|Color-enhanced histologic image showing intestinal tissue damage in a murine model of intestinal inflammation.
Image credit: Drs. Laurel Monticelli and David Artis
The findings, published Aug. 4 in PNAS, reveal a mechanism that allows the single layer of cells that line the inside of the intestines, called the gut epithelium, to signal the immune system to repair tissue damage caused by the daily onslaught of microbes and other environmental factors that the body encounters. Because a defect in that repair system underlies Crohn’s disease and ulcerative colitis, the two primary forms of IBD, restoring tissue-protective repair mechanisms could reduce the diseases’ hallmarks, chronic inflammation and tissue damage.
“We have to maintain gut health by protecting and repairing tissues like the intestine that are constantly exposed to environmental assaults — triggers such as food particles, microbes, pollutants, or things we might swallow — that happen every day,” said senior investigator Dr. David Artis, director of the Jill Roberts Institute for Research in Inflammatory Bowel Disease and the Michael Kors Professor of Immunology at Weill Cornell Medical College. “We found one way these epithelial cells trigger the immune system to promote repair of the barrier that protects intestinal tissue from these constant assaults.
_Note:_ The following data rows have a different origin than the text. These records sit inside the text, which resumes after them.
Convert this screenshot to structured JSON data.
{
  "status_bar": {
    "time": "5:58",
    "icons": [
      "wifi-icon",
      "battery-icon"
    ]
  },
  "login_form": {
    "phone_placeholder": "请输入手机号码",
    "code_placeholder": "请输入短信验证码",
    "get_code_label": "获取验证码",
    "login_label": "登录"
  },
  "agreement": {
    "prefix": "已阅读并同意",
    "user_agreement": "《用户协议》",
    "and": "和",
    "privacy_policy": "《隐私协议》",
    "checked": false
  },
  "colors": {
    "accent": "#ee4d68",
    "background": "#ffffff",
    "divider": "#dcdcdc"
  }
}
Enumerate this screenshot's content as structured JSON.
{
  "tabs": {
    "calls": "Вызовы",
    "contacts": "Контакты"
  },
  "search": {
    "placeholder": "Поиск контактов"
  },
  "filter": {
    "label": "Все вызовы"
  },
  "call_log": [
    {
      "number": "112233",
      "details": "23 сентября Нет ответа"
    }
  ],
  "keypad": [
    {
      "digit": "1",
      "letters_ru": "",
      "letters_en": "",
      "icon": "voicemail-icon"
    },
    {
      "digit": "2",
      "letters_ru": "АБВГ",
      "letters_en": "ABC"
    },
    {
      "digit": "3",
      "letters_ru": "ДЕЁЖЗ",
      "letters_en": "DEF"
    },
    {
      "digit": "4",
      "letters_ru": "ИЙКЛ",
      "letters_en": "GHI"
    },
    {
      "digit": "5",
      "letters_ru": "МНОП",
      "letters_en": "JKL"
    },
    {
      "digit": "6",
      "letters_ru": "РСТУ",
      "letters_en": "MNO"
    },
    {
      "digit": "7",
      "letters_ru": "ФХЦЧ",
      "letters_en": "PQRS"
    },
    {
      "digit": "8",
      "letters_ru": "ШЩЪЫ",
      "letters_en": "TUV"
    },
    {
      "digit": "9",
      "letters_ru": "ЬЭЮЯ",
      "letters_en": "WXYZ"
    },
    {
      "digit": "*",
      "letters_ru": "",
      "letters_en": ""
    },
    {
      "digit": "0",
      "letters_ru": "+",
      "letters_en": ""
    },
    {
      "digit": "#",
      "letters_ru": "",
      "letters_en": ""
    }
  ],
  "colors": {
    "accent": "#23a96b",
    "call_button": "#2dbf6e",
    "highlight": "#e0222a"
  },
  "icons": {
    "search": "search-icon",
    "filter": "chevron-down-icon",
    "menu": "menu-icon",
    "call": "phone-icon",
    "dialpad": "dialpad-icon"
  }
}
“These are early days in this research,” he added, “but these findings provide the foundations for future studies to explore how therapies that promote tissue protection and repair could be developed to combat IBD and other chronic diseases.” The research, led by first author Dr. Laurel Monticelli, a postdoctoral associate in Dr. Artis’ lab, was designed to understand the biological processes that maintain gut health. The research team found that a component of the body’s immune system, called group 2 innate lymphoid cells (ILC2), are key to orchestrating restoration of the intestinal barrier.
“While there have been many advances in understanding how the immune system is causing IBD, less is known about the processes that rebuild the gut barrier and protect against future damage,” Dr. Monticelli said.
In the PNAS study, supported by the National Institutes of Health, the Crohn’s and Colitis Foundation and the Burroughs Wellcome Fund, researchers have uncovered a critical feedback loop involved in maintaining intestinal health. When the gut lining is damaged during disease, epithelial cells produce and release a molecule called interleukin 33 (IL-33). The molecule belongs to a family known as the “alarmins” because they act as a chemical alarm system that activates neighboring cells at the site of the injured tissue. Group 2 innate lymphoid cells are uniquely suited to act as first responders to this alarm, rapidly producing a growth factor called amphiregulin. High levels of amphiregulin can aid in rebuilding the intestinal barrier by stimulating growth of new epithelial cells and creating a protective layer of mucus that repels future attacks.
“A very sophisticated dialogue is occurring between the gut epithelium and the innate lymphoid cell population,” Dr. Artis said, “so tapping into that exchange may be key to maintaining gut health in humans.”